Komnas Perempuan menyampaikan apresiasi dan solidaritas kepada LBH APIK Jakarta dan Safenet yang telah mendampingi para korban dan menerbitkan pernyataan publik. Sebagai pendamping, LBH Apik Jakarta dan Safenet telah memberikan informasi langkah-langkah pendampingan yang telah dilakukan untuk membantu korban dan memastikan korban mendapatkan keadilan dan pemulihan. Komnas Perempuan mencatat bahwa kerja-kerja pendampingan yang dilakukan oleh lembaga-lembaga layanan merupakan kerja yang kompleks dan sistematis. Kerja-kerja tersebut mulai dari mengurai kasus, mengklarifikasi, memverifikasi dan pada saat yang sama terus melakukan pemulihan pada korban karena tidak jarang korban mengalami goncangan mental saat proses penanganan. Dalam proses ini, prinsip pemberdayaan dan penghormatan terhadap korban merupakan bagian fundamental dari pendampingan.

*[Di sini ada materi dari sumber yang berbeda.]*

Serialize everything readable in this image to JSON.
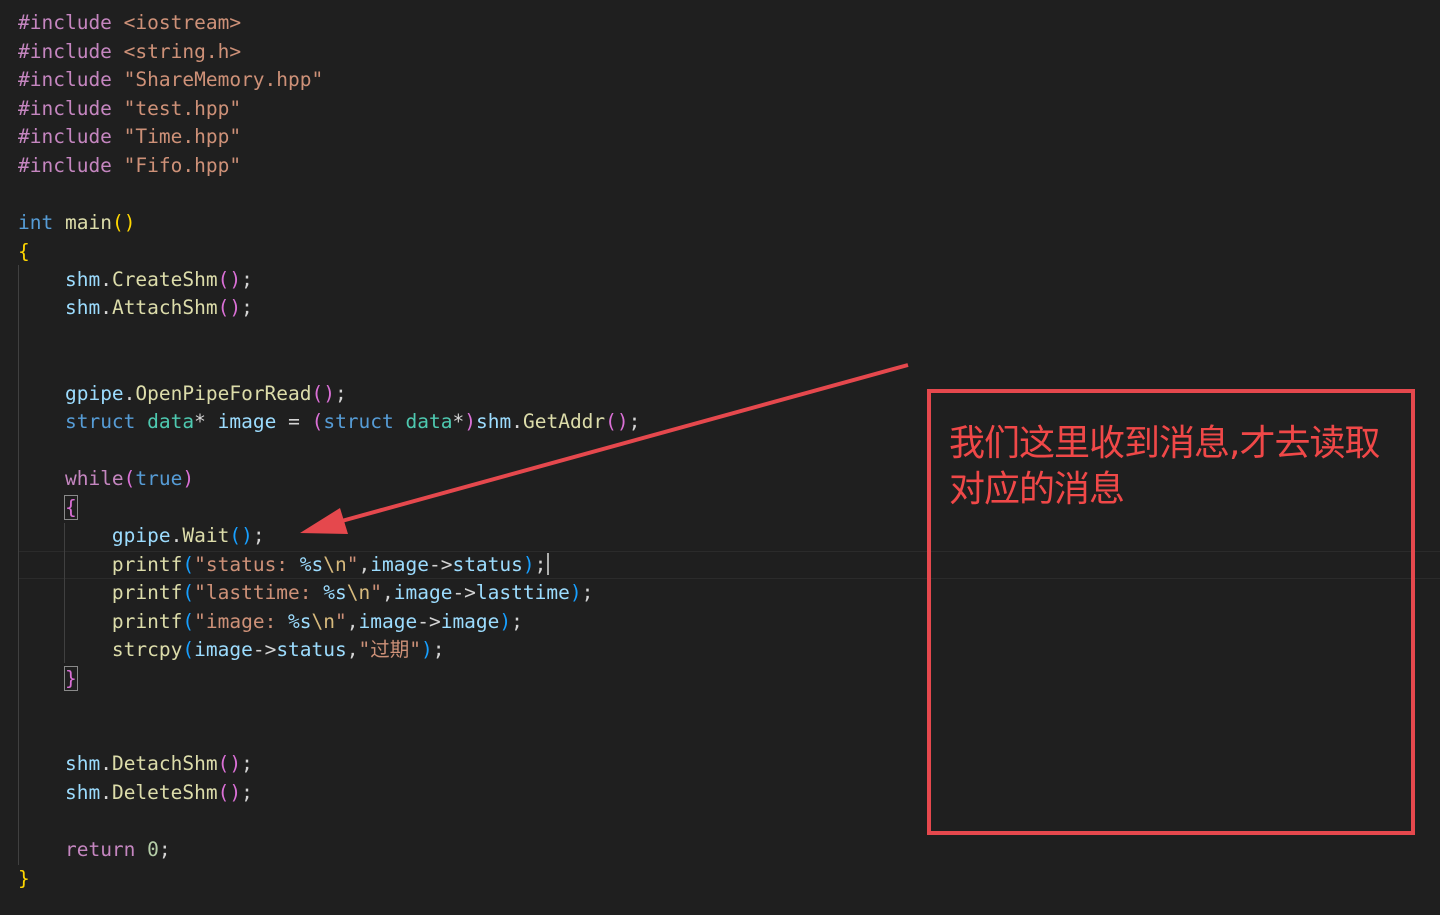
{
  "editor": {
    "lines": {
      "l1": {
        "kw": "#include",
        "arg": "<iostream>"
      },
      "l2": {
        "kw": "#include",
        "arg": "<string.h>"
      },
      "l3": {
        "kw": "#include",
        "arg": "\"ShareMemory.hpp\""
      },
      "l4": {
        "kw": "#include",
        "arg": "\"test.hpp\""
      },
      "l5": {
        "kw": "#include",
        "arg": "\"Time.hpp\""
      },
      "l6": {
        "kw": "#include",
        "arg": "\"Fifo.hpp\""
      },
      "l8": {
        "type": "int",
        "fn": "main",
        "parens": "()"
      },
      "l9": {
        "brace": "{"
      },
      "l10": {
        "obj": "shm",
        "fn": "CreateShm"
      },
      "l11": {
        "obj": "shm",
        "fn": "AttachShm"
      },
      "l14": {
        "obj": "gpipe",
        "fn": "OpenPipeForRead"
      },
      "l15": {
        "struct": "struct",
        "type": "data",
        "star": "*",
        "var": "image",
        "eq": " = ",
        "cast_struct": "struct",
        "cast_type": "data",
        "cast_star": "*",
        "obj": "shm",
        "fn": "GetAddr"
      },
      "l17": {
        "kw": "while",
        "cond": "true"
      },
      "l18": {
        "brace": "{"
      },
      "l19": {
        "obj": "gpipe",
        "fn": "Wait"
      },
      "l20": {
        "fn": "printf",
        "str_a": "\"status: ",
        "fmt": "%s",
        "esc": "\\n",
        "str_b": "\"",
        "obj": "image",
        "arrow": "->",
        "field": "status"
      },
      "l21": {
        "fn": "printf",
        "str_a": "\"lasttime: ",
        "fmt": "%s",
        "esc": "\\n",
        "str_b": "\"",
        "obj": "image",
        "arrow": "->",
        "field": "lasttime"
      },
      "l22": {
        "fn": "printf",
        "str_a": "\"image: ",
        "fmt": "%s",
        "esc": "\\n",
        "str_b": "\"",
        "obj": "image",
        "arrow": "->",
        "field": "image"
      },
      "l23": {
        "fn": "strcpy",
        "obj": "image",
        "arrow": "->",
        "field": "status",
        "str": "\"过期\""
      },
      "l24": {
        "brace": "}"
      },
      "l27": {
        "obj": "shm",
        "fn": "DetachShm"
      },
      "l28": {
        "obj": "shm",
        "fn": "DeleteShm"
      },
      "l30": {
        "kw": "return",
        "num": "0"
      },
      "l31": {
        "brace": "}"
      }
    }
  },
  "annotation": {
    "text": "我们这里收到消息,才去读取对应的消息",
    "color": "#e5484d"
  },
  "theme": {
    "background": "#1f1f1f"
  }
}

Berkaitan dengan itu, Komnas Perempuan juga menyerukan kepada para korban dan penyintas kekerasan seksual untuk terus saling menguatkan di tengah polemik dari video tersebut. Komnas Perempuan perlu menegaskan kembali bahwa kekerasan seksual dalam berbagai bentuknya adalah kekerasan terhadap perempuan berbasis gender. Kekerasan seksual berakar dari ketimpangan relasi antara perempuan dan laki-laki di dalam masyarakat yang kerap menempatkan perempuan sebagai bagian dari ‘obyek kuasa’ dan penundukan secara seksual. Relasi kuasa tersebut kerap berlapis dengan bentuk kekuasaan di antaranya popularitas. Ironisnya, hukum kerap tidak dapat menjangkau pelaku karena hukum sendiri termasuk aparatnya belum sepenuhnya berpihak pada korban ditambah dengan sikap menyalahkan korban yang tumbuh subur dalam masyarakat. Sikap-sikap ini yang kemudian melahirkan ‘budaya perkosaan’ atau rape culture, suatu budaya yang menganggap normal sebuah kekerasan seksual. Sistem pembuktian hukum pidana menjadikan satu-satu pengakuan ada tidaknya kekerasan seksual. Padahal sistem pembuktian dan pilihan penyelesaian pidana terhadap korban serupa ini justru menjadi salah satu yang menyebabkan kondisi korban mengalami reviktimisasi. Dalam kondisi ini, polemik dari video tersebut dapat berdampak pula pada korban dan penyintas kekerasan seksual dalam berbagai kasus.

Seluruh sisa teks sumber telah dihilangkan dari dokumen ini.